All educational decisions will be made by the software and the system. Teachers will just be needed as a sort of stewardess. We will teacher-proof the classroom, so that any nasty individuality cannot mess up the system.

Personalized learning won't be

Pearson's concept of personalized learning is really about personalized pacing. The framework for learning starts with "validated maps of the sequence in which students typically learn a given curriculum outcome." So-- like railroad tracks. Personalized does not mean wandering all over a variety of possible learning paths. It means adjusting to move slower or faster while pausing for review when there's a need to fill in holes.

Pearson does not offer an answer to the age-old question, "How do all students move at their own paces but still cross the finish line in time?"  They do suggest that we give up the old age-grade progression, and they believe that high expectations fix everything, but they do not directly explain if that's enough to keep some students from being stuck in school until they're twenty-nine years old.

Character may be important, but humanity, not so much

One of the odd disconnects in Pearson's vision is that they value (enough to plan measuring) social skills and character, but they do not pause to consider how their system might affect or be affected by the development of these qualities.

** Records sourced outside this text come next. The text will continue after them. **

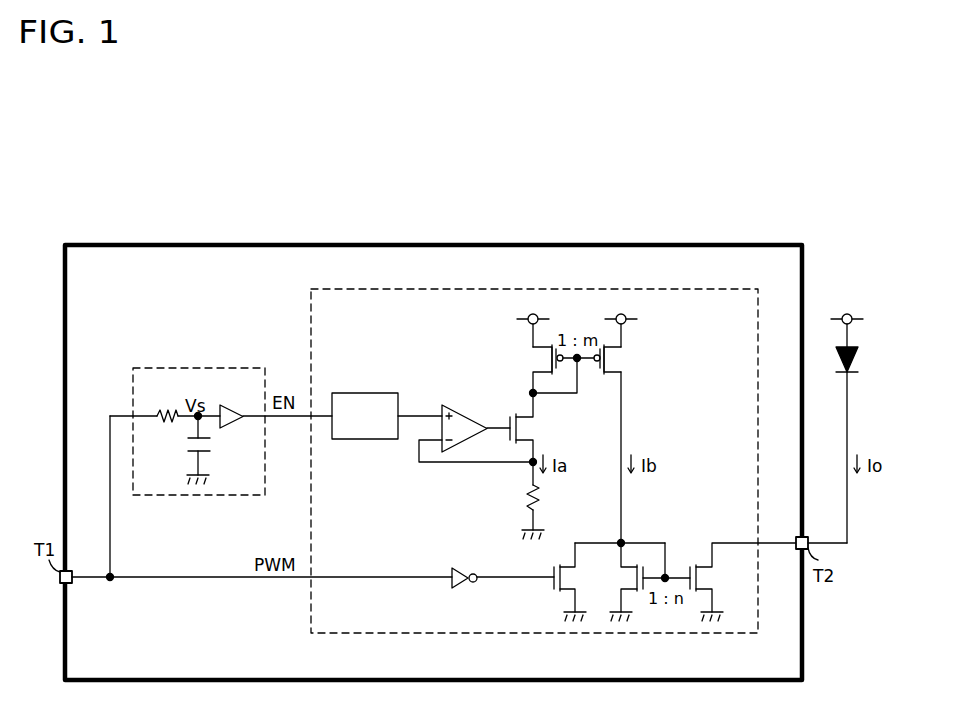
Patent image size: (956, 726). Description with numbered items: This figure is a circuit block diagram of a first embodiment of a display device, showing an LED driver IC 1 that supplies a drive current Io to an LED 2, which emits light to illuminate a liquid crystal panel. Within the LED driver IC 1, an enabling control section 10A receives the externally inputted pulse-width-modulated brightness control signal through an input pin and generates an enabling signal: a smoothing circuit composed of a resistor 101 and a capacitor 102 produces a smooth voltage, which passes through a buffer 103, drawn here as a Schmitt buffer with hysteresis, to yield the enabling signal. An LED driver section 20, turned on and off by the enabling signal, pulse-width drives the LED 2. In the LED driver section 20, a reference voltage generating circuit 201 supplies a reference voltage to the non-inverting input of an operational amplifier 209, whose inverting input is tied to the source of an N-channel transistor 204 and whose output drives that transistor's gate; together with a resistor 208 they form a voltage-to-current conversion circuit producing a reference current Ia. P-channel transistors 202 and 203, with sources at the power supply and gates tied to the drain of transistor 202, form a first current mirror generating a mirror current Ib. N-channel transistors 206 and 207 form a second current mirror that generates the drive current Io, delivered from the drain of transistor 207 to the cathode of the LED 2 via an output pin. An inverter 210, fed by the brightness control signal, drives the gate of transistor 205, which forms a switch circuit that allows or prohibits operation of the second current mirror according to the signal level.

The LED driver IC 1 is at (435, 243).
The LED 2 is at (860, 428).
The enabling control section 10A is at (212, 368).
The resistor 101 is at (168, 408).
The capacitor 102 is at (222, 450).
The buffer 103 is at (236, 407).
The LED driver section 20 is at (536, 289).
The reference voltage generating circuit 201 is at (368, 392).
The P-channel MOS field-effect transistor 202 is at (528, 353).
The P-channel MOS field-effect transistor 203 is at (627, 428).
The N-channel MOS field-effect transistor 204 is at (543, 427).
The N-channel MOS field-effect transistor 205 is at (552, 590).
The N-channel MOS field-effect transistor 206 is at (611, 582).
The N-channel MOS field-effect transistor 207 is at (746, 582).
The resistor 208 is at (508, 500).
The operational amplifier 209 is at (472, 411).
The inverter 210 is at (464, 569).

What does it do to the development of a child to be in groups that change regularly because of differing educational pace. What will happen when an eight year old must leave her best friend behind because she is being moved up? What will happen to the very bright twelve-year-old grouped with a bunch of fairly slow seventeen-year-olds?

Pearson lists a wide variety of possible obstacles to this system's emergence, but they assume that students will simply fall in line and take the system seriously, feeling some sort of accountability to the device screen that delivers their instruction and assessment. Teachers no longer automatically receive the trust and respect of our students--we have to earn it. Pearson assumes that because they think they're important, students will, too. That's a bad assumption.

Software will be magical

Pearson knows that trying to test any higher levels of cognition with bubble test questions is doomed to failure. Their solution is magical software. Software can ask questions that will delve deep, and software can read and assess the answers to open-ended essay questions. Software can suss out a student's intelligence so well that it can then create more test items that will be perfect for that student. Software can unerringly crunch all the data to create a perfect profile of the student. Software can do all of these things better than live human beings (even though software is written by live human beings).

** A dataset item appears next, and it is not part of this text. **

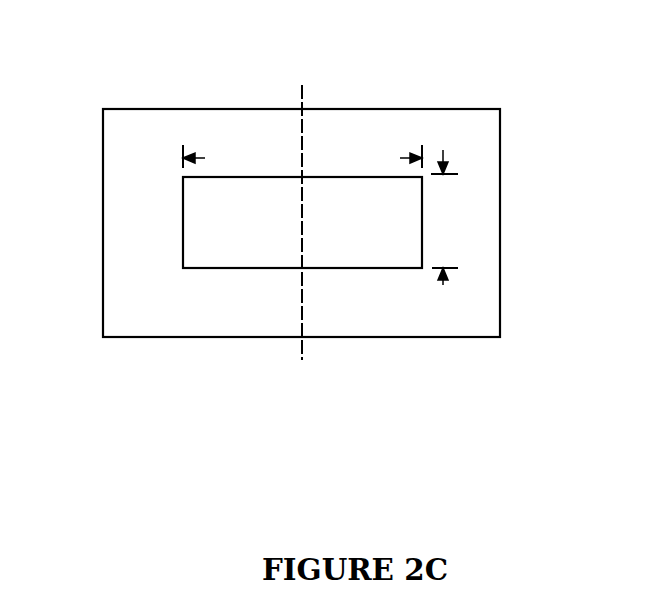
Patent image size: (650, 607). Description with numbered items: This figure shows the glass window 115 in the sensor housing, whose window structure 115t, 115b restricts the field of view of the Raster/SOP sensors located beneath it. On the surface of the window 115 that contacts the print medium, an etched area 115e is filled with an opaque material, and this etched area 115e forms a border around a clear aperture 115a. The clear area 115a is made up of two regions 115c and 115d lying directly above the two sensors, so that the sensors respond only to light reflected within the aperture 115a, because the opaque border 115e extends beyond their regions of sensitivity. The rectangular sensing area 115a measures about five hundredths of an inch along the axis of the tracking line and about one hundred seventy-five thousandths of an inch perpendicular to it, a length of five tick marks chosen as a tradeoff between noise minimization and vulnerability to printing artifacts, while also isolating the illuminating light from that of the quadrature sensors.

And if you believe all that, I would like to sell you some software that controls the Brooklyn Bridge.


Important people are listening to these guys

You cannot read a page of this essay without encountering familiar references. New tests that move beyond the old bubble tests. High expectations can bring all students up to excellence. Enhanced data collection will lead to better learning. The job of teaching needs to be changed. We've heard it all from various bureaucrats, reformster leaders, and US Secretaries of Education.

Important people pay attention to Pearson, even though most of their ideas are rather dumb and self-serving. We all need to be paying attention to Pearson as well, because back behind the Gatesian money and the policies of Arne Duncan we find these guys, generating and articulating the ideas that become foundational to the reformsters.

It would be easy to dismiss Pearson as simple money-grubbing corporatists, to lump them together with the goofy amateurism of a Duncan or a Coleman. But they are rich, they are polished, they are powerful, and they are, I believe, driven. I have never read work by Michael Barber in which he does not note that changing the global face of education is a moral imperative, a job that he must do because he knows what must be done to improve mankind. For me, that takes this all to a new level of scary.